ソースは、いろいろな味の市販のものをお皿に入れて並べるだけの人も多いです

デザートは絶対に欠かさない

 フランス料理には、砂糖たっぷりの激甘デザートが欠かせません。といっても、パン屋さんやスーパーでケーキを買ってくるか、招待した相手が手土産に持って来てくれることがほとんどです。
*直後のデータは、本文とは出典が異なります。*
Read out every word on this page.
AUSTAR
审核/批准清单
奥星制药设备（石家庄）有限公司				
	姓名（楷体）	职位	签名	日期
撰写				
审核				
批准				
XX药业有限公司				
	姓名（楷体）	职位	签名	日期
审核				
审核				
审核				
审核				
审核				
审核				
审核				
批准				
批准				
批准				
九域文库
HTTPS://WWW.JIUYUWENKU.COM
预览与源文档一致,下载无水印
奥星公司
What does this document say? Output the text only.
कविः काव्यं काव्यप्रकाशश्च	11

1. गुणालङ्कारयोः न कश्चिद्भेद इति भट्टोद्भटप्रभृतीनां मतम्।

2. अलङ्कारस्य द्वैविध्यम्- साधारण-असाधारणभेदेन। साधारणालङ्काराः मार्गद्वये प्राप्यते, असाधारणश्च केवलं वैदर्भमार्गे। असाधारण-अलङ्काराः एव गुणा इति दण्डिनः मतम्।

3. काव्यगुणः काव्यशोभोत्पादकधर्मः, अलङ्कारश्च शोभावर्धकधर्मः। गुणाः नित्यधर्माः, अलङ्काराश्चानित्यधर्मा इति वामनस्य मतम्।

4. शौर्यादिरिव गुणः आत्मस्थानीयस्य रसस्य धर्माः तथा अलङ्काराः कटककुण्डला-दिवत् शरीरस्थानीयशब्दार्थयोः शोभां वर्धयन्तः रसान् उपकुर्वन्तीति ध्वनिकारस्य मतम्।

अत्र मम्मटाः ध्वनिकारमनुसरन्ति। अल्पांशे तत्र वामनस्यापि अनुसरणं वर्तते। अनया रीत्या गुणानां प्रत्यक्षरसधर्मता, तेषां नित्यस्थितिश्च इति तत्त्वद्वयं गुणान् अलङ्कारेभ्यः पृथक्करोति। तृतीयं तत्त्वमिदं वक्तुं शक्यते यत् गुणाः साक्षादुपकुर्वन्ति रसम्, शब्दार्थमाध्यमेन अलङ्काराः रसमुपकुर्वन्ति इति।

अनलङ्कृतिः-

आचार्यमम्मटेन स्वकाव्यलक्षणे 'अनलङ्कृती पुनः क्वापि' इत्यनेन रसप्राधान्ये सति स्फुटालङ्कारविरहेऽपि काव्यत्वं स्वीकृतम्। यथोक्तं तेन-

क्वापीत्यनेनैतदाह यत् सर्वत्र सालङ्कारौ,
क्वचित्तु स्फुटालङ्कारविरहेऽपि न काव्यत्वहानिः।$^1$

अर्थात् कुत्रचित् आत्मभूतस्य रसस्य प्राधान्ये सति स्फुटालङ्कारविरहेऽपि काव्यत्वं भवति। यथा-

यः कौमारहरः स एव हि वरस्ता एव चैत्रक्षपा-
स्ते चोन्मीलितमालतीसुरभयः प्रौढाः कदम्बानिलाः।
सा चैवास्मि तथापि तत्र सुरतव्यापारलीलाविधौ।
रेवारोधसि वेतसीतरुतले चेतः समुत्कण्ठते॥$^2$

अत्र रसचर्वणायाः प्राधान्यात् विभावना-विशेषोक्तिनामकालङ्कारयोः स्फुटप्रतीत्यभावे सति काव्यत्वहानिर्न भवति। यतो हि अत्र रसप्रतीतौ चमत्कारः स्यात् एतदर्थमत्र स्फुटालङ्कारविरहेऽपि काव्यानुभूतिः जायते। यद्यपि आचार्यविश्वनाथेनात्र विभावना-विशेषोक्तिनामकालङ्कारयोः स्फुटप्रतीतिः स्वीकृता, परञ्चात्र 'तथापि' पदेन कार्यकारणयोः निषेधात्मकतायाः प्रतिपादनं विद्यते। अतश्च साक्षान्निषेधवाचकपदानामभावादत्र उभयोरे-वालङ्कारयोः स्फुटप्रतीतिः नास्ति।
 またフランスにはm男女問わずに手作りケーキを作る人が多くいます。「食事に来ない?」と誘いを受けると「じゃあ、デザート持って行くね」という会話が成立するほど。時期によってはケーキではなくアイスクリームのこともありますが、デザートのない食事というのは絶対にあり得ません。

男女問わず持参する人が多い、自家製の焼きプリン

若者の場合には宅配ピザもアリ

 料理ができない人でも、気になる異性を家に招待するのがフランス人。時間がなくて食事の用意をするのが不可能! なんていう場合でも家には招きたい。そんな時に、宅配ピザを使うというフランス男子もいます。外食ではないので、自宅に招かれたときの手料理に過剰な期待をする人はおらず、宅配ピザでも問題ありません。冷凍ピザを買ってきて焼くだけの人もいるんですよ。

宅配ピザや冷凍ピザで済ます若者も

クレモンママ

在仏20年、田舎暮らしを満喫中の小・中・高校生の4児の母。趣味はお花を育てること&散歩。人生は楽しく生きたいタイプ。